Thread: Why is the first array getting printed twice when both arrays are ordered like this?

Created a program that converts one string to upper case, then another string to lower case. For some reason, if in the main function, i declare the first array on top of the second, the loop prints the whole array twice. It doesn't matter which array and function goes first, i've tested it out with both:

Code:

#include<stdio.h>
#include<ctype.h>
//first array is labeled one, second array is
//labeled two
void upperString(char one[])
{
  int z = 0;

  while(one[z])
  {
    one[z] = toupper(one[z]);
    z++;
  }

  printf("%s\n", one);
}

void lowerString(char two[])
{
  int x = 0;

  while(two[x])
  {
    two[x] = tolower(two[x]);
    x++;
  }

  printf("%s\n", two);
}

int main()
{
  char one[4] = {'a', 'b', 'c', 'd'};

  char two[4] = {'A', 'B', 'C', 'D'};

  upperString(one);

  lowerString(two);
}

Output:

ABCDABCD
abcd

The fix is simple, you execute the first function directly after you declare the first array:

Code:

int main()
{
  char one[4] = {'a', 'b', 'c', 'd'};
  
  upperString(one);

  char two[4] = {'A', 'B', 'C', 'D'};

  lowerString(two);

}

Output with change:

ABCD
abcd

...but it doesn't make any sense to me why the ordering matters, nowhere in the code am I telling either of the loops to print out the string twice in the above example. I'm really curious about why the ordering DOES matter.

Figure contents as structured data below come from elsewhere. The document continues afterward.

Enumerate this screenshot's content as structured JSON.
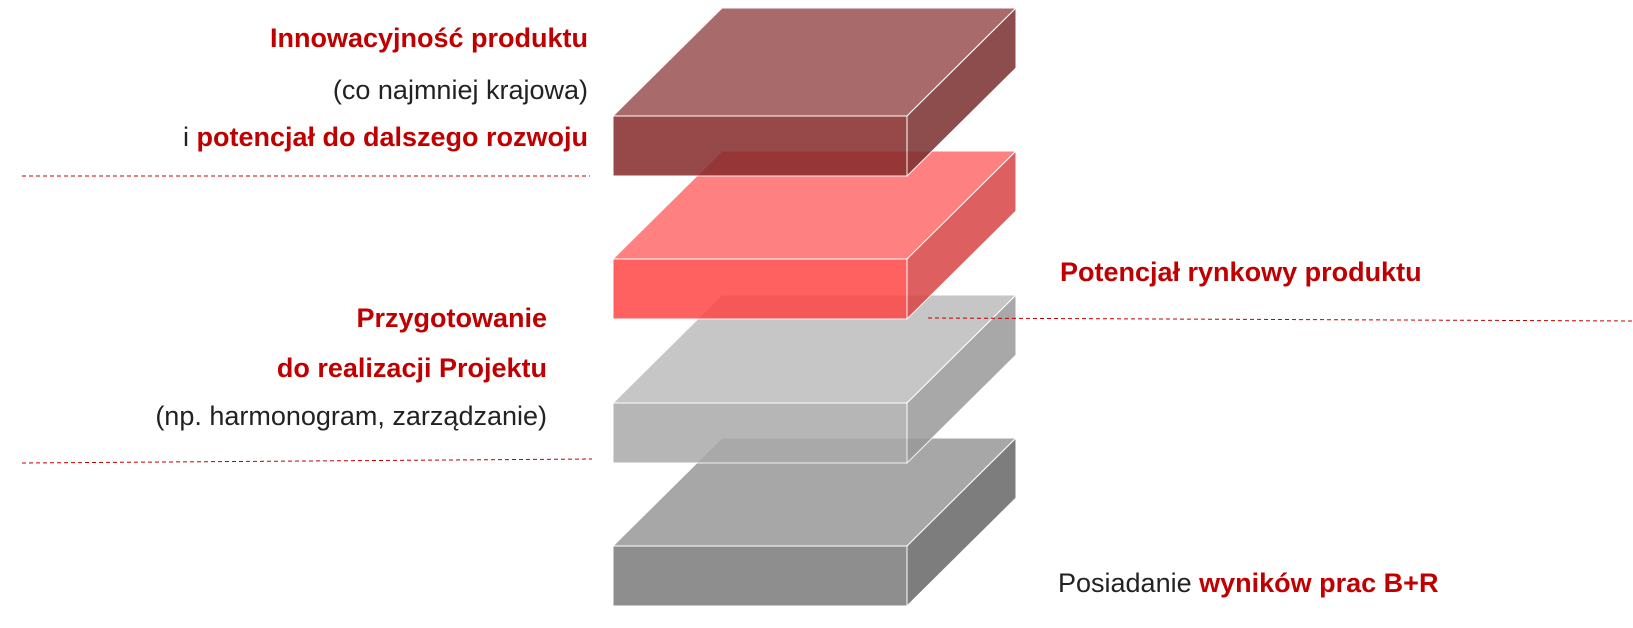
{
  "labels": [
    {
      "lines": [
        [
          "Innowacyjność produktu"
        ],
        [
          "(co najmniej krajowa)"
        ],
        [
          "i",
          "potencjał do dalszego rozwoju"
        ]
      ]
    },
    {
      "lines": [
        [
          "Potencjał rynkowy produktu"
        ]
      ]
    },
    {
      "lines": [
        [
          "Przygotowanie"
        ],
        [
          "do realizacji Projektu"
        ],
        [
          "(np. harmonogram, zarządzanie)"
        ]
      ]
    },
    {
      "lines": [
        [
          "Posiadanie",
          "wyników prac B+R"
        ]
      ]
    }
  ]
}
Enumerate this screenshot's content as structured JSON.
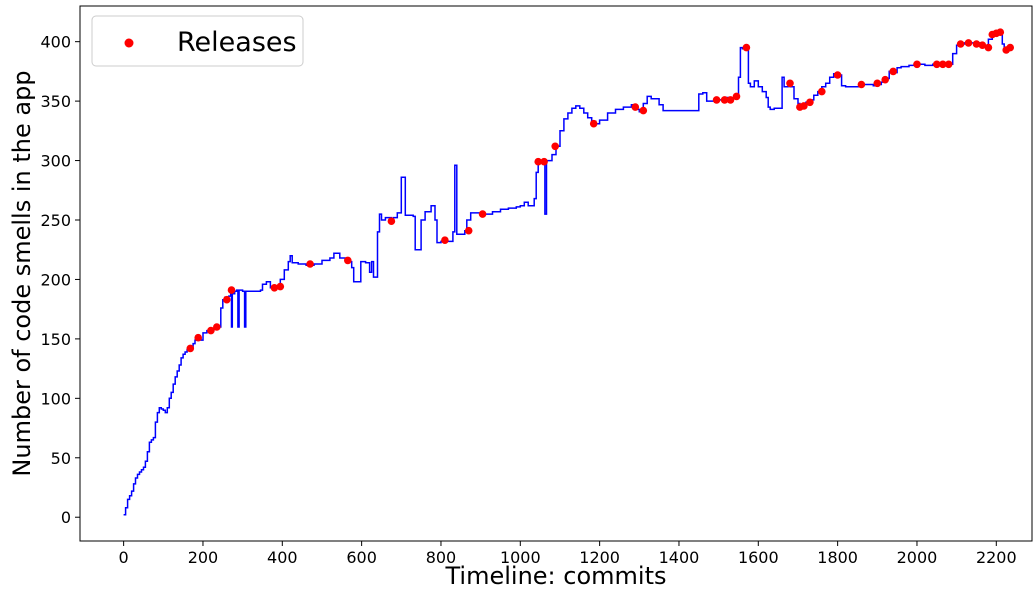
{
  "chart_data": {
    "type": "line",
    "title": "",
    "xlabel": "Timeline: commits",
    "ylabel": "Number of code smells in the app",
    "xlim": [
      -110,
      2290
    ],
    "ylim": [
      -20,
      430
    ],
    "xticks": [
      0,
      200,
      400,
      600,
      800,
      1000,
      1200,
      1400,
      1600,
      1800,
      2000,
      2200
    ],
    "yticks": [
      0,
      50,
      100,
      150,
      200,
      250,
      300,
      350,
      400
    ],
    "grid": false,
    "legend": {
      "location": "top-left",
      "entries": [
        "Releases"
      ]
    },
    "series": [
      {
        "kind": "line",
        "color": "#0000ff",
        "points": [
          [
            0,
            2
          ],
          [
            5,
            8
          ],
          [
            10,
            15
          ],
          [
            15,
            18
          ],
          [
            20,
            22
          ],
          [
            25,
            28
          ],
          [
            30,
            33
          ],
          [
            35,
            36
          ],
          [
            40,
            38
          ],
          [
            45,
            40
          ],
          [
            50,
            42
          ],
          [
            55,
            47
          ],
          [
            60,
            55
          ],
          [
            65,
            63
          ],
          [
            70,
            65
          ],
          [
            75,
            67
          ],
          [
            80,
            80
          ],
          [
            85,
            88
          ],
          [
            90,
            92
          ],
          [
            95,
            91
          ],
          [
            100,
            90
          ],
          [
            105,
            88
          ],
          [
            110,
            92
          ],
          [
            115,
            100
          ],
          [
            120,
            105
          ],
          [
            125,
            112
          ],
          [
            130,
            118
          ],
          [
            135,
            123
          ],
          [
            140,
            128
          ],
          [
            145,
            134
          ],
          [
            150,
            137
          ],
          [
            155,
            139
          ],
          [
            160,
            141
          ],
          [
            165,
            142
          ],
          [
            170,
            143
          ],
          [
            175,
            146
          ],
          [
            180,
            149
          ],
          [
            185,
            151
          ],
          [
            190,
            150
          ],
          [
            195,
            149
          ],
          [
            200,
            155
          ],
          [
            210,
            157
          ],
          [
            220,
            158
          ],
          [
            230,
            159
          ],
          [
            240,
            160
          ],
          [
            245,
            176
          ],
          [
            250,
            183
          ],
          [
            255,
            185
          ],
          [
            260,
            184
          ],
          [
            265,
            186
          ],
          [
            270,
            188
          ],
          [
            272,
            160
          ],
          [
            274,
            188
          ],
          [
            280,
            190
          ],
          [
            285,
            191
          ],
          [
            288,
            160
          ],
          [
            291,
            191
          ],
          [
            300,
            190
          ],
          [
            305,
            160
          ],
          [
            308,
            190
          ],
          [
            320,
            190
          ],
          [
            335,
            190
          ],
          [
            345,
            191
          ],
          [
            350,
            196
          ],
          [
            360,
            198
          ],
          [
            370,
            193
          ],
          [
            385,
            193
          ],
          [
            395,
            200
          ],
          [
            405,
            208
          ],
          [
            415,
            215
          ],
          [
            420,
            220
          ],
          [
            425,
            214
          ],
          [
            440,
            213
          ],
          [
            460,
            212
          ],
          [
            480,
            213
          ],
          [
            500,
            216
          ],
          [
            520,
            218
          ],
          [
            530,
            222
          ],
          [
            545,
            218
          ],
          [
            560,
            216
          ],
          [
            570,
            215
          ],
          [
            575,
            210
          ],
          [
            580,
            198
          ],
          [
            590,
            198
          ],
          [
            598,
            215
          ],
          [
            610,
            214
          ],
          [
            620,
            206
          ],
          [
            625,
            215
          ],
          [
            630,
            202
          ],
          [
            640,
            240
          ],
          [
            645,
            255
          ],
          [
            650,
            250
          ],
          [
            660,
            252
          ],
          [
            675,
            248
          ],
          [
            680,
            252
          ],
          [
            690,
            256
          ],
          [
            700,
            286
          ],
          [
            705,
            286
          ],
          [
            710,
            254
          ],
          [
            730,
            253
          ],
          [
            735,
            225
          ],
          [
            745,
            225
          ],
          [
            750,
            250
          ],
          [
            760,
            257
          ],
          [
            775,
            262
          ],
          [
            785,
            250
          ],
          [
            790,
            231
          ],
          [
            800,
            232
          ],
          [
            810,
            232
          ],
          [
            830,
            240
          ],
          [
            835,
            296
          ],
          [
            840,
            238
          ],
          [
            860,
            241
          ],
          [
            865,
            250
          ],
          [
            875,
            256
          ],
          [
            900,
            255
          ],
          [
            930,
            257
          ],
          [
            950,
            259
          ],
          [
            970,
            260
          ],
          [
            990,
            261
          ],
          [
            1000,
            262
          ],
          [
            1010,
            265
          ],
          [
            1020,
            262
          ],
          [
            1030,
            262
          ],
          [
            1035,
            268
          ],
          [
            1040,
            290
          ],
          [
            1045,
            299
          ],
          [
            1055,
            300
          ],
          [
            1060,
            299
          ],
          [
            1062,
            255
          ],
          [
            1066,
            300
          ],
          [
            1080,
            305
          ],
          [
            1090,
            312
          ],
          [
            1100,
            325
          ],
          [
            1110,
            335
          ],
          [
            1120,
            340
          ],
          [
            1130,
            344
          ],
          [
            1140,
            346
          ],
          [
            1150,
            344
          ],
          [
            1160,
            340
          ],
          [
            1170,
            336
          ],
          [
            1180,
            333
          ],
          [
            1190,
            331
          ],
          [
            1200,
            334
          ],
          [
            1220,
            340
          ],
          [
            1240,
            343
          ],
          [
            1260,
            345
          ],
          [
            1280,
            347
          ],
          [
            1290,
            343
          ],
          [
            1300,
            341
          ],
          [
            1310,
            348
          ],
          [
            1320,
            354
          ],
          [
            1330,
            352
          ],
          [
            1340,
            352
          ],
          [
            1350,
            347
          ],
          [
            1360,
            342
          ],
          [
            1380,
            342
          ],
          [
            1400,
            342
          ],
          [
            1420,
            342
          ],
          [
            1440,
            342
          ],
          [
            1450,
            356
          ],
          [
            1460,
            357
          ],
          [
            1470,
            350
          ],
          [
            1480,
            350
          ],
          [
            1490,
            351
          ],
          [
            1500,
            351
          ],
          [
            1510,
            351
          ],
          [
            1520,
            353
          ],
          [
            1530,
            352
          ],
          [
            1540,
            354
          ],
          [
            1550,
            370
          ],
          [
            1555,
            395
          ],
          [
            1560,
            394
          ],
          [
            1570,
            395
          ],
          [
            1575,
            365
          ],
          [
            1580,
            362
          ],
          [
            1590,
            367
          ],
          [
            1600,
            362
          ],
          [
            1610,
            358
          ],
          [
            1620,
            353
          ],
          [
            1625,
            345
          ],
          [
            1630,
            343
          ],
          [
            1640,
            344
          ],
          [
            1650,
            344
          ],
          [
            1660,
            370
          ],
          [
            1665,
            362
          ],
          [
            1675,
            366
          ],
          [
            1680,
            362
          ],
          [
            1690,
            352
          ],
          [
            1700,
            348
          ],
          [
            1705,
            346
          ],
          [
            1710,
            347
          ],
          [
            1720,
            349
          ],
          [
            1730,
            351
          ],
          [
            1740,
            355
          ],
          [
            1750,
            358
          ],
          [
            1760,
            362
          ],
          [
            1770,
            365
          ],
          [
            1780,
            370
          ],
          [
            1790,
            373
          ],
          [
            1800,
            372
          ],
          [
            1810,
            363
          ],
          [
            1820,
            362
          ],
          [
            1840,
            362
          ],
          [
            1860,
            364
          ],
          [
            1880,
            364
          ],
          [
            1890,
            363
          ],
          [
            1900,
            364
          ],
          [
            1910,
            366
          ],
          [
            1920,
            369
          ],
          [
            1930,
            375
          ],
          [
            1940,
            374
          ],
          [
            1950,
            378
          ],
          [
            1960,
            379
          ],
          [
            1980,
            380
          ],
          [
            2000,
            381
          ],
          [
            2020,
            380
          ],
          [
            2040,
            381
          ],
          [
            2060,
            381
          ],
          [
            2080,
            381
          ],
          [
            2090,
            390
          ],
          [
            2100,
            397
          ],
          [
            2110,
            398
          ],
          [
            2120,
            399
          ],
          [
            2140,
            399
          ],
          [
            2160,
            398
          ],
          [
            2170,
            396
          ],
          [
            2180,
            402
          ],
          [
            2190,
            406
          ],
          [
            2200,
            407
          ],
          [
            2210,
            408
          ],
          [
            2215,
            398
          ],
          [
            2220,
            393
          ],
          [
            2225,
            392
          ],
          [
            2230,
            394
          ]
        ]
      },
      {
        "name": "Releases",
        "kind": "scatter",
        "color": "#ff0000",
        "points": [
          [
            168,
            142
          ],
          [
            188,
            151
          ],
          [
            220,
            157
          ],
          [
            235,
            160
          ],
          [
            260,
            183
          ],
          [
            272,
            191
          ],
          [
            380,
            193
          ],
          [
            395,
            194
          ],
          [
            470,
            213
          ],
          [
            565,
            216
          ],
          [
            675,
            249
          ],
          [
            810,
            233
          ],
          [
            870,
            241
          ],
          [
            905,
            255
          ],
          [
            1045,
            299
          ],
          [
            1060,
            299
          ],
          [
            1088,
            312
          ],
          [
            1185,
            331
          ],
          [
            1290,
            345
          ],
          [
            1310,
            342
          ],
          [
            1495,
            351
          ],
          [
            1515,
            351
          ],
          [
            1530,
            351
          ],
          [
            1545,
            354
          ],
          [
            1570,
            395
          ],
          [
            1680,
            365
          ],
          [
            1705,
            345
          ],
          [
            1715,
            346
          ],
          [
            1730,
            349
          ],
          [
            1760,
            358
          ],
          [
            1800,
            372
          ],
          [
            1860,
            364
          ],
          [
            1900,
            365
          ],
          [
            1920,
            368
          ],
          [
            1940,
            375
          ],
          [
            2000,
            381
          ],
          [
            2050,
            381
          ],
          [
            2065,
            381
          ],
          [
            2080,
            381
          ],
          [
            2110,
            398
          ],
          [
            2130,
            399
          ],
          [
            2150,
            398
          ],
          [
            2165,
            397
          ],
          [
            2180,
            395
          ],
          [
            2190,
            406
          ],
          [
            2200,
            407
          ],
          [
            2210,
            408
          ],
          [
            2225,
            393
          ],
          [
            2235,
            395
          ]
        ]
      }
    ]
  }
}
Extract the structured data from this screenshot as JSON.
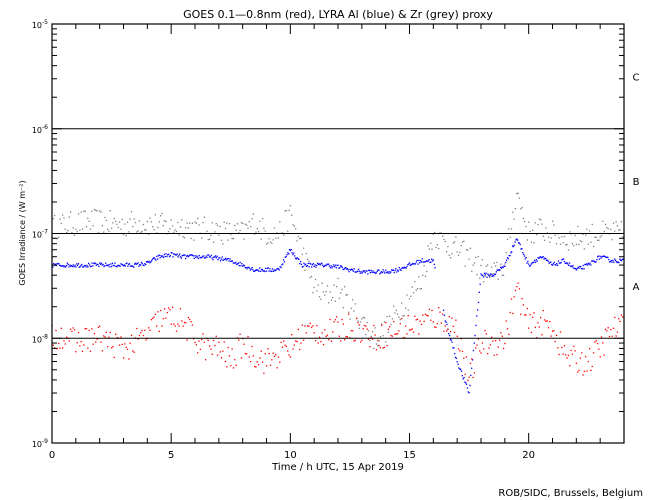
{
  "chart_data": {
    "type": "scatter",
    "title": "GOES 0.1—0.8nm (red), LYRA Al (blue) & Zr (grey) proxy",
    "xlabel": "Time / h UTC, 15 Apr 2019",
    "ylabel": "GOES Irradiance / (W m⁻²)",
    "xlim": [
      0,
      24
    ],
    "ylim": [
      1e-09,
      1e-05
    ],
    "yscale": "log",
    "x_ticks": [
      "0",
      "5",
      "10",
      "15",
      "20"
    ],
    "y_ticks": [
      {
        "base": "10",
        "exp": "-5",
        "value": 1e-05
      },
      {
        "base": "10",
        "exp": "-6",
        "value": 1e-06
      },
      {
        "base": "10",
        "exp": "-7",
        "value": 1e-07
      },
      {
        "base": "10",
        "exp": "-8",
        "value": 1e-08
      },
      {
        "base": "10",
        "exp": "-9",
        "value": 1e-09
      }
    ],
    "flare_classes": [
      {
        "label": "C",
        "value": 3.16e-06
      },
      {
        "label": "B",
        "value": 3.16e-07
      },
      {
        "label": "A",
        "value": 3.16e-08
      }
    ],
    "threshold_lines": [
      1e-06,
      1e-07,
      1e-08
    ],
    "x": [
      0,
      0.5,
      1,
      1.5,
      2,
      2.5,
      3,
      3.5,
      4,
      4.5,
      5,
      5.5,
      6,
      6.5,
      7,
      7.5,
      8,
      8.5,
      9,
      9.5,
      10,
      10.5,
      11,
      11.5,
      12,
      12.5,
      13,
      13.5,
      14,
      14.5,
      15,
      15.5,
      16,
      16.5,
      17,
      17.5,
      18,
      18.5,
      19,
      19.5,
      20,
      20.5,
      21,
      21.5,
      22,
      22.5,
      23,
      23.5,
      24
    ],
    "series": [
      {
        "name": "LYRA Zr proxy",
        "color": "#808080",
        "values": [
          1.15e-07,
          1.2e-07,
          1.25e-07,
          1.3e-07,
          1.3e-07,
          1.25e-07,
          1.2e-07,
          1.3e-07,
          1.25e-07,
          1.2e-07,
          1.15e-07,
          1.2e-07,
          1.1e-07,
          1.1e-07,
          1.05e-07,
          1e-07,
          1e-07,
          1.3e-07,
          1e-07,
          1e-07,
          1.5e-07,
          7e-08,
          3e-08,
          2.5e-08,
          3e-08,
          2e-08,
          1.5e-08,
          1e-08,
          1.2e-08,
          1.8e-08,
          2.5e-08,
          3.5e-08,
          1e-07,
          8e-08,
          7e-08,
          6e-08,
          4.5e-08,
          4e-08,
          5e-08,
          2.5e-07,
          1e-07,
          1.1e-07,
          1e-07,
          9e-08,
          9e-08,
          9.5e-08,
          1e-07,
          1e-07,
          1e-07
        ]
      },
      {
        "name": "LYRA Al proxy",
        "color": "#0000ff",
        "values": [
          5e-08,
          5e-08,
          5e-08,
          5e-08,
          5e-08,
          5e-08,
          5e-08,
          5e-08,
          5.2e-08,
          6e-08,
          6.3e-08,
          6e-08,
          6e-08,
          6e-08,
          5.8e-08,
          5.5e-08,
          5e-08,
          4.5e-08,
          4.5e-08,
          4.5e-08,
          7e-08,
          5e-08,
          5e-08,
          5e-08,
          4.8e-08,
          4.5e-08,
          4.3e-08,
          4.3e-08,
          4.3e-08,
          4.5e-08,
          5e-08,
          5.5e-08,
          5.5e-08,
          1.5e-08,
          6e-09,
          3e-09,
          4e-08,
          4e-08,
          5e-08,
          9e-08,
          5e-08,
          6e-08,
          5e-08,
          5.5e-08,
          4.5e-08,
          5e-08,
          6e-08,
          5.5e-08,
          5.5e-08
        ]
      },
      {
        "name": "GOES 0.1-0.8nm",
        "color": "#ff0000",
        "values": [
          1e-08,
          1.1e-08,
          9e-09,
          1e-08,
          1e-08,
          9e-09,
          8e-09,
          9e-09,
          1.1e-08,
          1.5e-08,
          1.6e-08,
          1.4e-08,
          1e-08,
          8e-09,
          8e-09,
          6e-09,
          9e-09,
          7e-09,
          6e-09,
          7e-09,
          8e-09,
          1.1e-08,
          1.2e-08,
          1.1e-08,
          1.2e-08,
          1.3e-08,
          1.2e-08,
          1e-08,
          1.1e-08,
          1.2e-08,
          1.3e-08,
          1.4e-08,
          1.6e-08,
          1.5e-08,
          1.2e-08,
          4e-09,
          9e-09,
          9e-09,
          1e-08,
          3e-08,
          1.3e-08,
          1.4e-08,
          1.3e-08,
          7e-09,
          6e-09,
          6e-09,
          8e-09,
          1.2e-08,
          1.3e-08
        ]
      }
    ]
  },
  "credit": "ROB/SIDC, Brussels, Belgium"
}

Is it possible that as Salem said the first string isn't terminated so the first while loop is operating on both strings?? IE the second string is right after the first one in memory so effectively the first function is passed abcdABCD......................./0 where the rest isn't printed as they aren't valid characters?? Hence why the op's second version appears to behave as expected because the second string hasn't been created when the first string is printed.

Originally Posted by cooper1200

Is it possible that as Salem said the first string isn't terminated so the first while loop is operating on both strings?? IE the second string is right after the first one in memory so effectively the first function is passed abcdABCD......................./0 where the rest isn't printed as they aren't valid characters?? Hence why the op's second version appears to behave as expected because the second string hasn't been created when the first string is printed.

Those were my initial thoughts, Salem had the correct answer. All arrays need to at least have the additional space for the null pointer for them to function properly. I've tested both of these and they both make the program run in the way I intended:

Code:

int main()
{
  char one[5] = {'a', 'b', 'c', 'd'};
 
  char two[5] = {'A', 'B', 'C', 'D'};
 
  upperString(one);
 
  lowerString(two);
}

Code:

int main()
{
  char one[5] = {'a', 'b', 'c', 'd', '\0'};
 
  char two[5] = {'A', 'B', 'C', 'D','\0'};
 
  upperString(one);
 
  lowerString(two);
}

Idk why I thought doing it the way of the answer above was acceptable, i think it's maybe because gcc normally complains when you have a mis-matched number of elements reserved with the number of slots you declare, so I thought it was just putting the null terminator in there for me this whole time.

Originally Posted by stahta01

You need to pass the array size to the functions

In other words,

Code:

while(one[z])

Is not valid/safe code.

Tim S.

That's fine for you to point that out and all, but I can't do anything with that information. I appreciate your interest.